The recommended product can also be based on the following:
- Personalization: product recommendations can be personalized based on a customer's browsing and purchase history, search queries, demographics, location, and other factors. By using personalized recommendations, you can offer a more tailored and relevant shopping experience for each customer.
- Upselling/Cross-selling: suggest complementary or higher-priced items to the customer. This can increase the average order value and boost revenue.
- Best-Selling Products: product recommendations can be based on your best-selling or top-rated products. By showcasing your most popular items, you can build trust and credibility with the customer and improve the chances of the purchase to occur.
How do popular brands use the recommended product on their websites? Let’s look at product recommendation examples!
- Amazon uses product recommendations based on customer browsing and purchase history to suggest similar or complementary products. They also use the "Frequently bought together" and "Customers who bought this item also bought" sections to offer more product options to customers.
- Netflix suggests TV shows and movies based on a customer's viewing history and ratings. They also offer personalized recommendations based on trending titles and popular genres.
- Sephora’s product recommendations are based on a customer's purchase history and personal preferences to suggest makeup and skincare products that are tailored to their needs. They also offer product bundles and kits to encourage customers to try new products.
- Spotify suggests music and podcasts based on a customer's listening history and interests. They also offer personalized playlists based on mood, activity, and genre preferences.
- Walmart suggests similar or complementary products based on customer browsing and purchasing history. They also offer "Recommended for you" and "You may also like" sections to recommend products that meet the customer's needs.

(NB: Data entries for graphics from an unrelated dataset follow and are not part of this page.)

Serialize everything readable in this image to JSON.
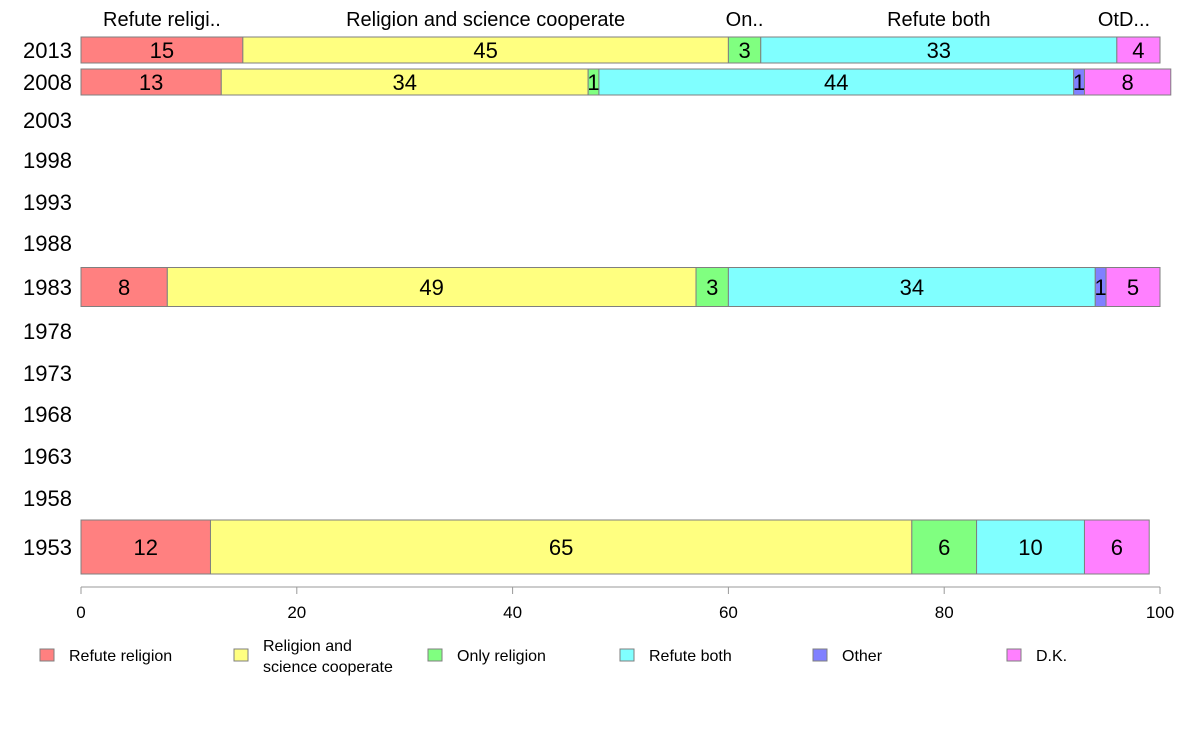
{
  "chart_data": {
    "type": "bar",
    "orientation": "horizontal",
    "stacked": true,
    "categories": [
      "2013",
      "2008",
      "2003",
      "1998",
      "1993",
      "1988",
      "1983",
      "1978",
      "1973",
      "1968",
      "1963",
      "1958",
      "1953"
    ],
    "series": [
      {
        "name": "Refute religion",
        "color": "#ff8080",
        "values": [
          15,
          13,
          null,
          null,
          null,
          null,
          8,
          null,
          null,
          null,
          null,
          null,
          12
        ]
      },
      {
        "name": "Religion and\nscience cooperate",
        "color": "#ffff80",
        "values": [
          45,
          34,
          null,
          null,
          null,
          null,
          49,
          null,
          null,
          null,
          null,
          null,
          65
        ]
      },
      {
        "name": "Only religion",
        "color": "#80ff80",
        "values": [
          3,
          1,
          null,
          null,
          null,
          null,
          3,
          null,
          null,
          null,
          null,
          null,
          6
        ]
      },
      {
        "name": "Refute both",
        "color": "#80ffff",
        "values": [
          33,
          44,
          null,
          null,
          null,
          null,
          34,
          null,
          null,
          null,
          null,
          null,
          10
        ]
      },
      {
        "name": "Other",
        "color": "#8080ff",
        "values": [
          0,
          1,
          null,
          null,
          null,
          null,
          1,
          null,
          null,
          null,
          null,
          null,
          0
        ]
      },
      {
        "name": "D.K.",
        "color": "#ff80ff",
        "values": [
          4,
          8,
          null,
          null,
          null,
          null,
          5,
          null,
          null,
          null,
          null,
          null,
          6
        ]
      }
    ],
    "top_labels": [
      "Refute religi..",
      "Religion and science cooperate",
      "On..",
      "Refute both",
      "OtD..."
    ],
    "xlim": [
      0,
      100
    ],
    "xticks": [
      "0",
      "20",
      "40",
      "60",
      "80",
      "100"
    ],
    "legend_position": "bottom",
    "grid": false
  }
}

Here are some more tips for how to use product recommendations on your ecommerce site:
- Place recommended products prominently: ensure product recommendations are displayed on your website. This can be done by placing them on the homepage, product pages, and in the shopping cart.
- To personalize the product recommendations, use data from the customer's browsing and purchase history. This will help make the recommendations more relevant and increase the likelihood of the customer purchasing.

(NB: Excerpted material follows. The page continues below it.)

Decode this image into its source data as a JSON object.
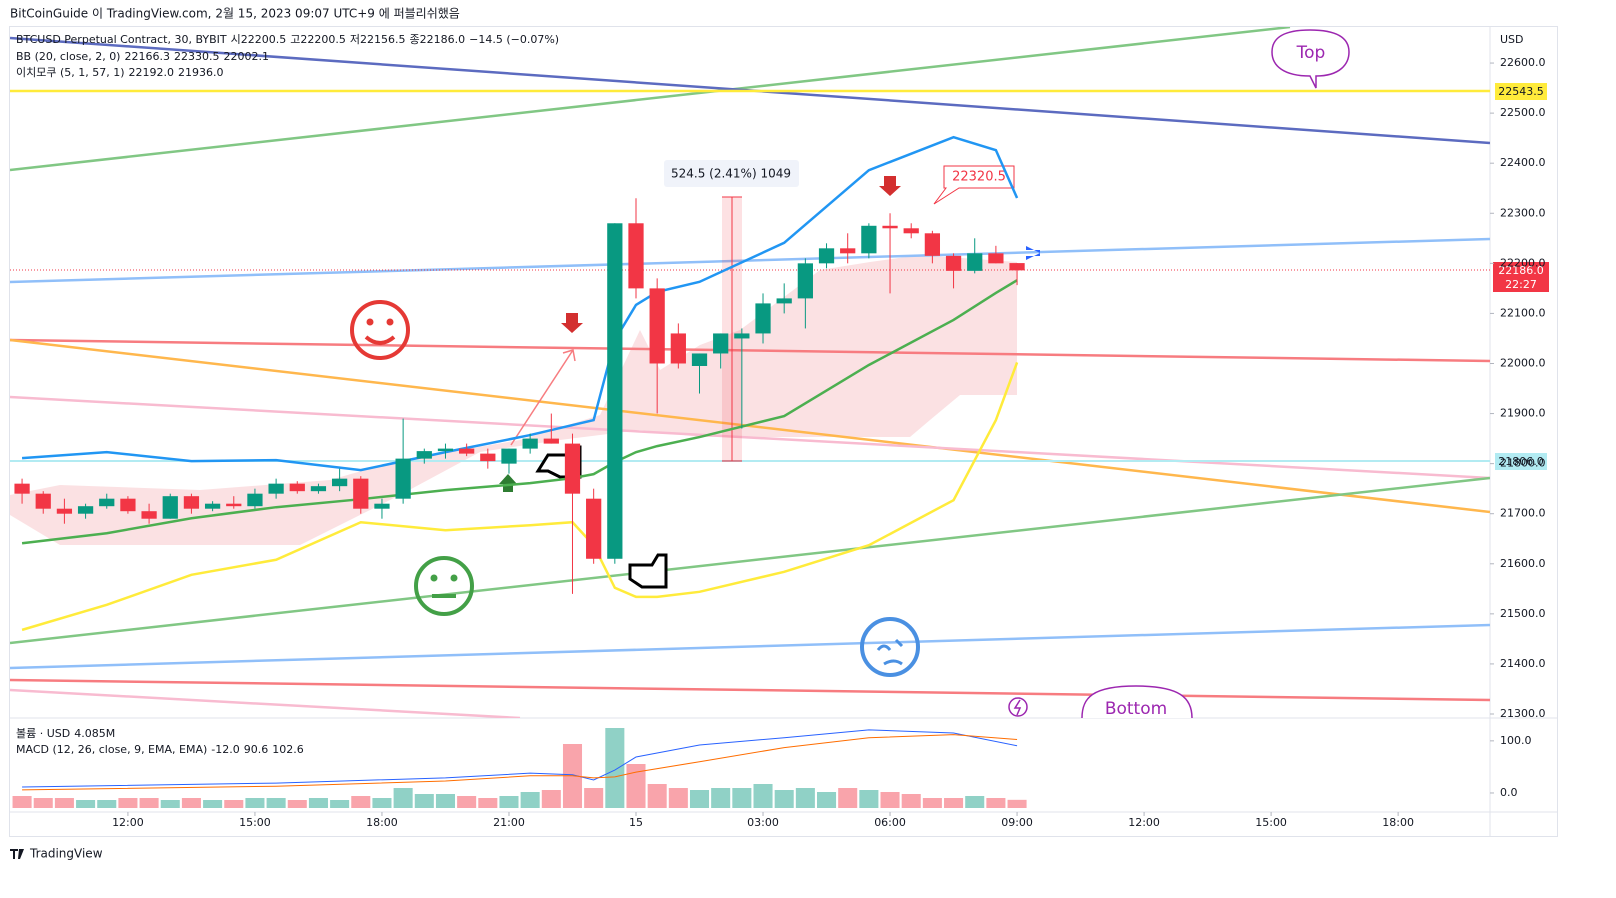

- Test different recommendation types: experiment with different product recommendations such as related products, frequently bought together items and recently viewed items. Test which types of recommendations work best for your audience and adjust your strategy accordingly.

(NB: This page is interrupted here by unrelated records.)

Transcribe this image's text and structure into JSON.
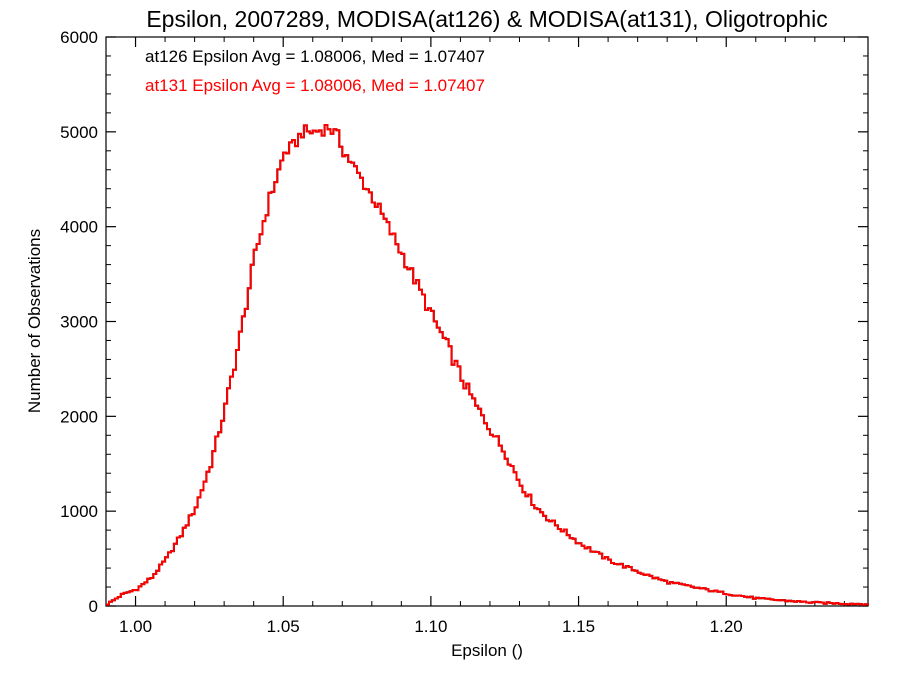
{
  "chart_data": {
    "type": "line",
    "title": "Epsilon, 2007289, MODISA(at126) & MODISA(at131), Oligotrophic",
    "xlabel": "Epsilon ()",
    "ylabel": "Number of Observations",
    "xlim": [
      0.99,
      1.248
    ],
    "ylim": [
      0,
      6000
    ],
    "x_ticks": [
      "1.00",
      "1.05",
      "1.10",
      "1.15",
      "1.20"
    ],
    "y_ticks": [
      "0",
      "1000",
      "2000",
      "3000",
      "4000",
      "5000",
      "6000"
    ],
    "grid": false,
    "annotations": [
      {
        "text": "at126 Epsilon Avg = 1.08006, Med = 1.07407",
        "color": "#000000"
      },
      {
        "text": "at131 Epsilon Avg = 1.08006, Med = 1.07407",
        "color": "#ff0000"
      }
    ],
    "series": [
      {
        "name": "at126",
        "color": "#000000",
        "x": [
          0.99,
          0.995,
          1.0,
          1.005,
          1.01,
          1.015,
          1.02,
          1.025,
          1.03,
          1.035,
          1.04,
          1.045,
          1.05,
          1.053,
          1.056,
          1.06,
          1.065,
          1.068,
          1.07,
          1.075,
          1.08,
          1.085,
          1.09,
          1.095,
          1.1,
          1.105,
          1.11,
          1.115,
          1.12,
          1.125,
          1.13,
          1.135,
          1.14,
          1.145,
          1.15,
          1.155,
          1.16,
          1.165,
          1.17,
          1.175,
          1.18,
          1.19,
          1.2,
          1.21,
          1.22,
          1.23,
          1.24,
          1.248
        ],
        "values": [
          20,
          120,
          180,
          300,
          500,
          750,
          1050,
          1500,
          2100,
          2850,
          3700,
          4300,
          4780,
          4850,
          5000,
          5000,
          5050,
          4950,
          4800,
          4550,
          4300,
          4000,
          3700,
          3380,
          3050,
          2750,
          2400,
          2100,
          1850,
          1600,
          1280,
          1050,
          900,
          780,
          660,
          570,
          480,
          420,
          360,
          300,
          250,
          190,
          130,
          80,
          55,
          35,
          25,
          20
        ]
      },
      {
        "name": "at131",
        "color": "#ff0000",
        "x": [
          0.99,
          0.995,
          1.0,
          1.005,
          1.01,
          1.015,
          1.02,
          1.025,
          1.03,
          1.035,
          1.04,
          1.045,
          1.05,
          1.053,
          1.056,
          1.06,
          1.065,
          1.068,
          1.07,
          1.075,
          1.08,
          1.085,
          1.09,
          1.095,
          1.1,
          1.105,
          1.11,
          1.115,
          1.12,
          1.125,
          1.13,
          1.135,
          1.14,
          1.145,
          1.15,
          1.155,
          1.16,
          1.165,
          1.17,
          1.175,
          1.18,
          1.19,
          1.2,
          1.21,
          1.22,
          1.23,
          1.24,
          1.248
        ],
        "values": [
          20,
          120,
          180,
          300,
          500,
          750,
          1050,
          1500,
          2100,
          2850,
          3700,
          4300,
          4780,
          4850,
          5000,
          5000,
          5050,
          4950,
          4800,
          4550,
          4300,
          4000,
          3700,
          3380,
          3050,
          2750,
          2400,
          2100,
          1850,
          1600,
          1280,
          1050,
          900,
          780,
          660,
          570,
          480,
          420,
          360,
          300,
          250,
          190,
          130,
          80,
          55,
          35,
          25,
          20
        ]
      }
    ]
  }
}
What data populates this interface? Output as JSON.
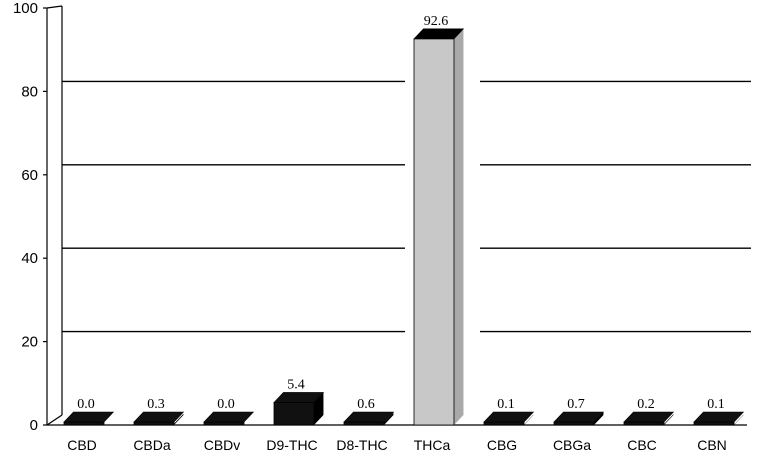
{
  "chart_data": {
    "type": "bar",
    "categories": [
      "CBD",
      "CBDa",
      "CBDv",
      "D9-THC",
      "D8-THC",
      "THCa",
      "CBG",
      "CBGa",
      "CBC",
      "CBN"
    ],
    "values": [
      0.0,
      0.3,
      0.0,
      5.4,
      0.6,
      92.6,
      0.1,
      0.7,
      0.2,
      0.1
    ],
    "data_labels": [
      "0.0",
      "0.3",
      "0.0",
      "5.4",
      "0.6",
      "92.6",
      "0.1",
      "0.7",
      "0.2",
      "0.1"
    ],
    "y_ticks": [
      "0",
      "20",
      "40",
      "60",
      "80",
      "100"
    ],
    "ylim": [
      0,
      100
    ],
    "grid": true,
    "style": "3d-bar",
    "colors": {
      "bar_front": "#111111",
      "bar_top": "#000000",
      "highlight_bar": "#c8c8c8",
      "grid": "#000000"
    }
  }
}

- Segment your audience: segment your audience based on demographics, interests, or past purchases, and create personalized recommendations for each segment. This will help to ensure that the recommendations are relevant and targeted to the specific interests of each customer.
- To reinforce the product recommendations, use social proof, such as customer reviews or ratings. This can help build customer trust and increase the potential for a purchase.
- Optimize for mobile: make sure your product recommendations are optimized for mobile devices. This can be done by using a responsive design that adapts to different screen sizes and using large, clear images and simple navigation.
- Use A/B testing: use A/B testing to experiment with different product recommendation strategies and see which ones are most effective. This can help to optimize the recommendations and increase their impact on sales.
Use product recommendations to improve the shopping experience, increase engagement, and boost sales on your ecommerce site!